Così, ci sono bambini di nove anni che ti spiegano il termine ‘resilienza’ – ci sono arrivati da soli, aggiunge la maestra di fronte allo stupore dei convenuti, partendo dall’osservazione delle piante in ambienti sfavorevoli. Ci sono bambini che riflettono sulle sfumature lessicali dei termini olocausto, Shoah e genocidio. Ci sono anche bambini che trovano le analogie concettuali tra Shoah e pulizia etnica nella ex Jugoslavia degli anni Novanta. Un ragazzino dichiara orgogliosamente che lui lo sa, suo padre da lì è dovuto fuggire, da dove non ricorda esattamente ma se lo farà dire perché così conoscerà una parte della propria storia familiare e potrà tramandarne a sua volta memoria.
Una bambina azzarda un’interpretazione del viaggio di deportazione verso i campi di sterminio come ideologicamente votata a disumanizzare le persone, che in quel modo si sarebbero sentite ‘di meno degli esseri umani’. Un altro aggiunge, e infatti poi c’era il numero tatuato, quindi non eri più considerato una persona.

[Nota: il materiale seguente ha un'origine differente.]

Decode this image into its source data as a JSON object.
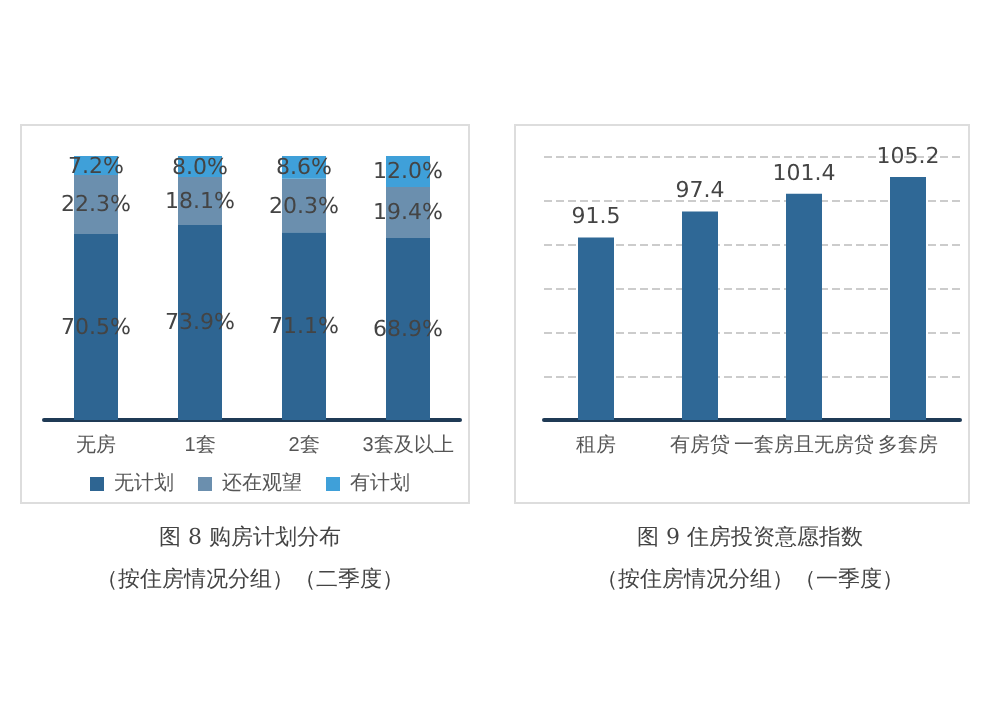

Colgono la contraddizione beffarda tra i fatti e gli slogan (‘il lavoro rende liberi’, ma quello non era lavoro, e ancora, ‘un pidocchio, la tua morte’, quando non era proprio possibile restare puliti). Ragionano sulla vacuità di giorni commemorativi relegati ad un rapido momento di vuota retorica, quando se si volesse sarebbe possibile parlare e lavorare sempre su certi argomenti. Loro lo fanno da anni, in seconda elementare hanno persino imparato Gam gam, e conoscono anche il significato perché il loro maestro ha cercato la traduzione. Anzi, per favore maestro, la possiamo cantare? Prima di lasciare questo luogo così importante, dove qualcuno prova a portare anche i genitori, perché questo è un posto dove si possono fare tante cose e soprattutto è un ambiente calmo, dove se si è tristi si può venire a stare un po’ con se stessi e pensare.
Un abbraccio, un altro ancora, davvero non possiamo rientrare a scuola insieme, ma chissà forse ci rivedremo il prossimo anno, intanto nel frattempo continueranno a discutere di razzismo ed indifferenza – che, argomenta un bambino, è ancora più pericolosa di chi volontariamente fa del male ma sarebbe isolato se non ci fossero tutti quelli che glielo permettono o fanno finta di non vedere. In quinta, spiega il docente, potranno affrontare un percorso un po’ più elaborato su inclusione e cittadinanza. Con buona pace di tutti quegli insegnanti che invece non si attivano per preparare un lavoro sul giorno della memoria (non è nel programma che stanno svolgendo, dicono) e figuriamoci per parlare di temi politicamente scottanti, mentre loro devono insegnare e non fare politica. Insegnare cosa, è tutto da vedere.